Başladı anlatmaya...
-Geçen akşam evime yakın bir camiye gittim yatısı namazını kılmak için. Camide bir saf cemaat vardı. İmam cemaat sayısını dikkate almadan mikrofonu yakasına taktı. Başladı namazı kıldırmaya. Böylesine yüksek sese ne ihtiyaç var diye düşündüm. Huşu içinde bir namaz kılmak için cemaatin tamamı çıplak insan sesini duyacak durumdaysa mikrofana ne ihtiyaç var.
Arkadaşımın bu tenkidini duyan bir başka arkadaş da bir başka cami ismi vererek şahit olduğu bir tartışmayı aktardı.
-Ben de böyle bir mesleye rastladım.

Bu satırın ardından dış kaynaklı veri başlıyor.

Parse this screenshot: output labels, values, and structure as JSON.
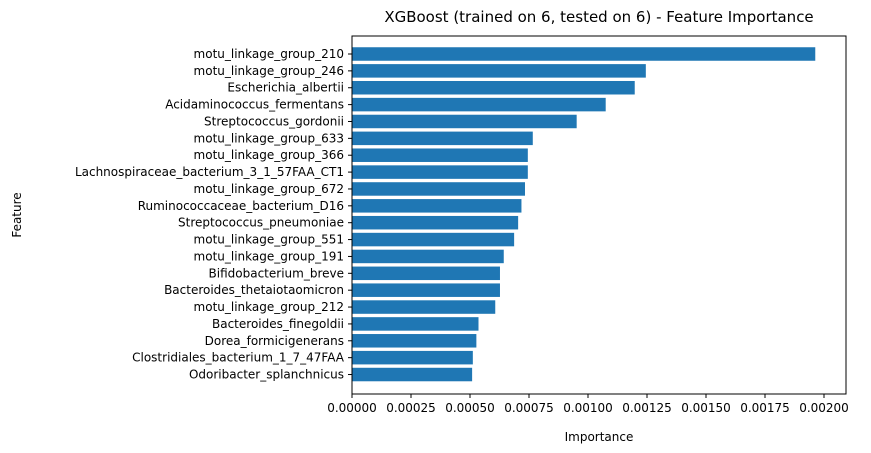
{
  "chart_data": {
    "type": "bar",
    "orientation": "horizontal",
    "title": "XGBoost (trained on 6, tested on 6) -  Feature Importance",
    "xlabel": "Importance",
    "ylabel": "Feature",
    "xlim": [
      0,
      0.00207
    ],
    "xticks": [
      0,
      0.00025,
      0.0005,
      0.00075,
      0.001,
      0.00125,
      0.0015,
      0.00175,
      0.002
    ],
    "xtick_labels": [
      "0.00000",
      "0.00025",
      "0.00050",
      "0.00075",
      "0.00100",
      "0.00125",
      "0.00150",
      "0.00175",
      "0.00200"
    ],
    "grid": false,
    "bar_color": "#1f77b4",
    "categories": [
      "motu_linkage_group_210",
      "motu_linkage_group_246",
      "Escherichia_albertii",
      "Acidaminococcus_fermentans",
      "Streptococcus_gordonii",
      "motu_linkage_group_633",
      "motu_linkage_group_366",
      "Lachnospiraceae_bacterium_3_1_57FAA_CT1",
      "motu_linkage_group_672",
      "Ruminococcaceae_bacterium_D16",
      "Streptococcus_pneumoniae",
      "motu_linkage_group_551",
      "motu_linkage_group_191",
      "Bifidobacterium_breve",
      "Bacteroides_thetaiotaomicron",
      "motu_linkage_group_212",
      "Bacteroides_finegoldii",
      "Dorea_formicigenerans",
      "Clostridiales_bacterium_1_7_47FAA",
      "Odoribacter_splanchnicus"
    ],
    "values": [
      0.001963,
      0.001245,
      0.001198,
      0.001075,
      0.000952,
      0.000766,
      0.000745,
      0.000745,
      0.000733,
      0.000718,
      0.000704,
      0.000687,
      0.000643,
      0.000627,
      0.000627,
      0.000607,
      0.000536,
      0.000527,
      0.000512,
      0.000509
    ]
  }
}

Cemaatten güzel yüzlü bir yaşlı kişi namaza başlamadan evvel 'Hocam bugün mikrofon kullanmadan namazımızı eda edelim. Kalabalık olmadığı için mikrofon olmadan da kılabiliriz' dedi. İmam sanki olumsuz bir talep dile gelmiş gibi 'Perde arkasında kadınlar olabilir. Onların duyması için mikrofon elzemdir' cevabıyla cemaatten gelen bu talebi kabul etmedi. Tartışma uzatılmayıp mikrofonla namazı kıldık.
Vallahi ben de namazımı kılmaya çalışan bir kişiyim. Ben böyle hislere tesadüf etmedim ama sözünüz hak üzere olduğu için bana da makul geldi. Gerçekten de mikrofona ihtiyaç yokken inatla ve ısrarla mikrofon kullanma isteği lüzumsuz bir arzu olsa gerek.
Buradan Trabzon İl Müftülüğü'ne -bulanıklık yaratmak isteyenlerin niyetiyle değil- halis niyetle bu nevi makul taleplere imamlarımızın kayıtsız kalmamalarını telkin etmesi hem insanî hem de İslamî bir tavır olur.
Tabii cuma günleri, cenazelerin olduğu zamanlarda mikrofon kullanılacak. Arkadaşlarımdan bana iletilen şey ihtiyaç yokken ibadetin huşusunu bozan mikrofonun kullanılmasıdır. Sınırlı sayıda cemaatin olduğu vakit namazlarında imamlarımız mikrofon kullanmazsa daha sağlıklı bir ibadet yapılır.
Müftü Bey görevden alınmış ama müftülükte bu konunun üzerine eğilecek görevliler vardır muhakkak.